Ω Каков засранец! Я вот запихну тебя в хрон, а потом буду угадывать!
π Он что, не соображает, я не говорю уже, чтобы на это как-то оглядывался, просто не соображает, что бывают случаи, подходящие для шуток, а бывают — нет… верно?
x Глифы почти застыли. Они выглядят так, как будто выгравированы на оболочке.
≈ Я его обожаю. Он меня очаровывает. Он такой отчаянный, такой шальной! Если даже придется умирать, я по меньшей мере унесла бы этот образ, его раскованность, его смех. Он не похож ни на кого.
— Три… Два… Один… Проиграли! Это окаменитель!
x Он прав. Прекрасно видно.
) Уже второй раз такое вижу. Первым был рисунок в дневнике контрахода. Орда, потерявшая за ночь двух человек, превратившихся в статуи в спальных мешках. Та же текстура оболочки, тот же тип глифов, грубое иератическое[11] письмо.
— Кориолис! Силамфр! Э-ге-гей! Вы спасены! Подходите быстрей!
≈ Я хотела бы ему повиноваться, да больше не могу стоять на ногах.
— Отойдите, дайте пройти хромоножке! Починка — немедленная, безболезненная! Либо окаменеешь, либо повеселеешь!
— О чем ты говоришь?
— Пусть Силамфр сует руку внутрь крохрона: кость снова срастется!
) Как это часто с Караки — никто не понимает, где начинается фарс, и когда он закончится. В нем не отличить игры от полного серьеза, они вплетены в одну и ту же жестовую и словесную ткань, одну все так же тянущуюся ниточку лукавства. Из всех трубадуров в нем ярче других воплощен этот дух, беспримесное повседневное вдохновение — неутомимое… и утомляющее. Сцена, на которой он разыгрывает представление – размером с Терру, и ее небесный занавес не спускается уже довольно давно. Чем серьезнее событие, тем причудливее его выходки — и тем легкомысленнее отношение.
— Ты все еще шутишь или...
— Доверьтесь мне! Гляньте же на бу! Волокна минерализовались!
— А если это что-то еще? Ты кидаешь свой бу и хоп! делаешь выводы!
x Альме преодолела панику, она бросается к нам. Она вопит:
— И речи быть не может — заталкивать раненых в эту... штуку! Это самоубийство!
— Альме, кости срастутся…
— Это ты так считаешь! Вся рука превратится в камень! Кожа, сухожилия, плоть, нервы, все! В камень! Навсегда!

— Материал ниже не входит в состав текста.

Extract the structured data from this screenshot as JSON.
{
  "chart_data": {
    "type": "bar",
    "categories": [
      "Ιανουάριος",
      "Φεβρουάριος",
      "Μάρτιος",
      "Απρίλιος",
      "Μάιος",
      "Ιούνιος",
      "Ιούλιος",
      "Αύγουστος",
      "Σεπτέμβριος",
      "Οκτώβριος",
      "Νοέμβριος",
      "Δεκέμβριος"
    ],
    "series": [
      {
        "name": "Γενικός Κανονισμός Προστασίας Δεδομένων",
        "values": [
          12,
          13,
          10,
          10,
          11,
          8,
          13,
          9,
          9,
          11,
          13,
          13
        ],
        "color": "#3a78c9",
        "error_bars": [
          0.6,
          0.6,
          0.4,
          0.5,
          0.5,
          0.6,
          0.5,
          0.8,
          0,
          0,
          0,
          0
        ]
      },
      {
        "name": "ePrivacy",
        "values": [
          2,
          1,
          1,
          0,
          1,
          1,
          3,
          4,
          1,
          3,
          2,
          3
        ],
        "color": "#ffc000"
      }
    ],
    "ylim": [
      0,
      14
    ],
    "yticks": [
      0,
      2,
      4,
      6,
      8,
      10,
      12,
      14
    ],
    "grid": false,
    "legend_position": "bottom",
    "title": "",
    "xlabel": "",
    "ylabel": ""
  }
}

≈ Караколь усмехался все шире и шире, внезапно помрачнел, снова улыбнулся. Если спросит меня, я готова попробовать. Все равно, там, где я сейчас — в ожидании следующей волны, — я и останусь.

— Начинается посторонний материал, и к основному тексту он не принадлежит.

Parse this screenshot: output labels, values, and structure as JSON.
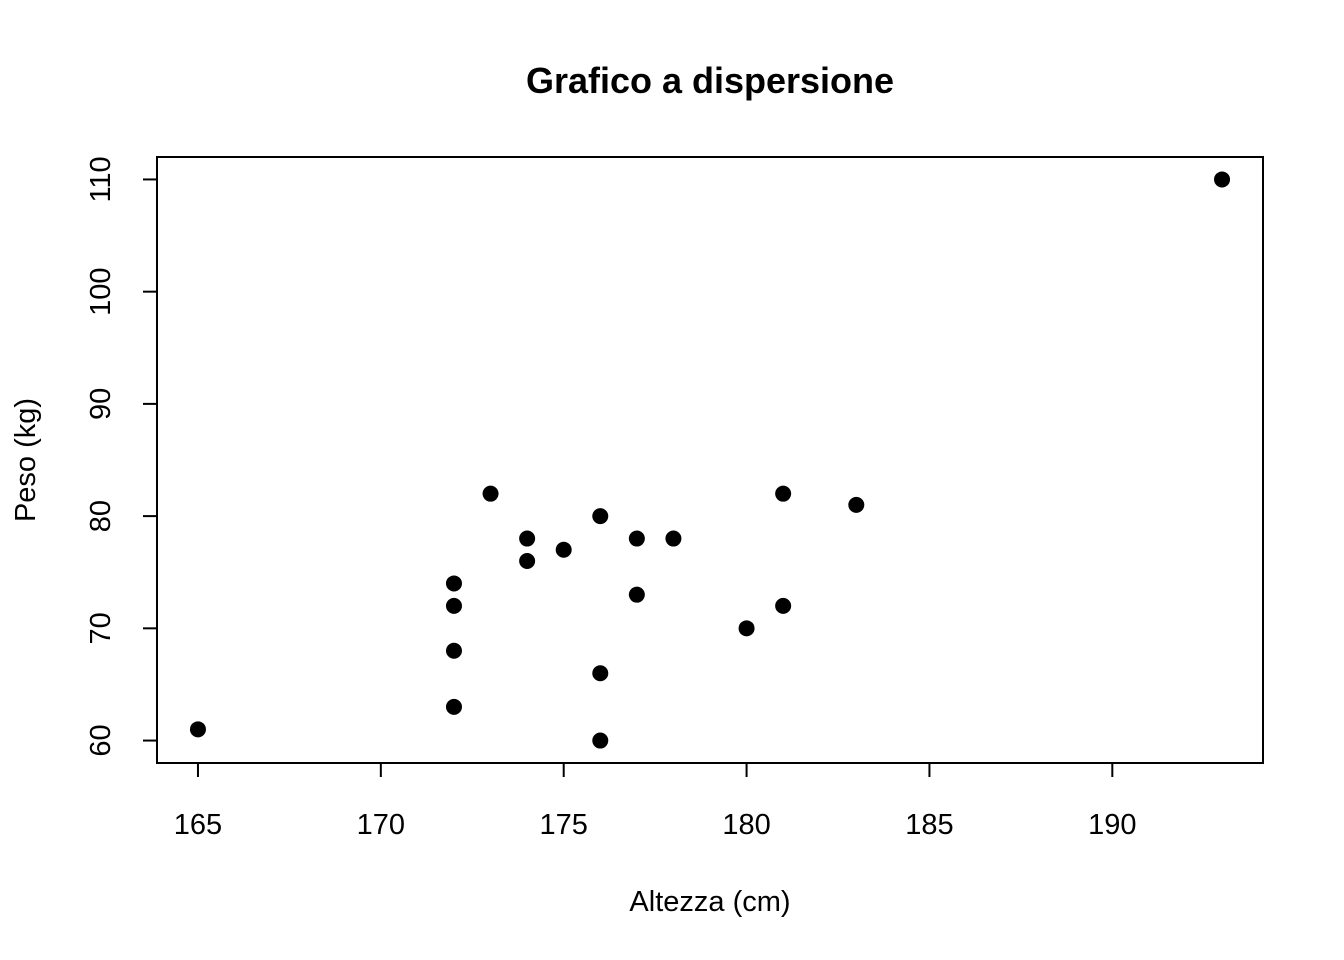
{
  "chart_data": {
    "type": "scatter",
    "title": "Grafico a dispersione",
    "xlabel": "Altezza (cm)",
    "ylabel": "Peso (kg)",
    "xlim": [
      163.88,
      194.12
    ],
    "ylim": [
      58,
      112
    ],
    "x_ticks": [
      165,
      170,
      175,
      180,
      185,
      190
    ],
    "y_ticks": [
      60,
      70,
      80,
      90,
      100,
      110
    ],
    "grid": false,
    "point_color": "#000000",
    "points": [
      {
        "x": 165,
        "y": 61
      },
      {
        "x": 172,
        "y": 74
      },
      {
        "x": 172,
        "y": 72
      },
      {
        "x": 172,
        "y": 68
      },
      {
        "x": 172,
        "y": 63
      },
      {
        "x": 173,
        "y": 82
      },
      {
        "x": 174,
        "y": 78
      },
      {
        "x": 174,
        "y": 76
      },
      {
        "x": 175,
        "y": 77
      },
      {
        "x": 176,
        "y": 80
      },
      {
        "x": 176,
        "y": 66
      },
      {
        "x": 176,
        "y": 60
      },
      {
        "x": 177,
        "y": 78
      },
      {
        "x": 177,
        "y": 73
      },
      {
        "x": 178,
        "y": 78
      },
      {
        "x": 180,
        "y": 70
      },
      {
        "x": 181,
        "y": 82
      },
      {
        "x": 181,
        "y": 72
      },
      {
        "x": 183,
        "y": 81
      },
      {
        "x": 193,
        "y": 110
      }
    ]
  }
}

— Не думаю. Хрон обычно избирателен. Он воздействует сначала на то, что структурно близко к нему, а затем на все остальное, по нисходящим кругам сродства. Это закономерность, которая почти всегда подтверждалась...
— «Почти всегда...», Ороши?! Нам повезло с «почти всегда» под фурвентом! Но теперь? Хотите избавиться от Силамфра и Кориолис? Превратить в груду гальки?
— Хрон влияет прежде всего на кости...
— Нам ничего не известно, Альме права, — вмешивается Пьетро.
— Это безумие, Кориолис, не ходи!
— Неважно, что говорит Караколь, он фиглярничает, оставь это!
— Неважно? Неважно? Что я говорю — неважно?
π Трубадур зашел к Талвегу со спины и вытянул у него молоток. Он приметил плоский камень, присел и положил на него руку, другой рукой передал молоток Эргу.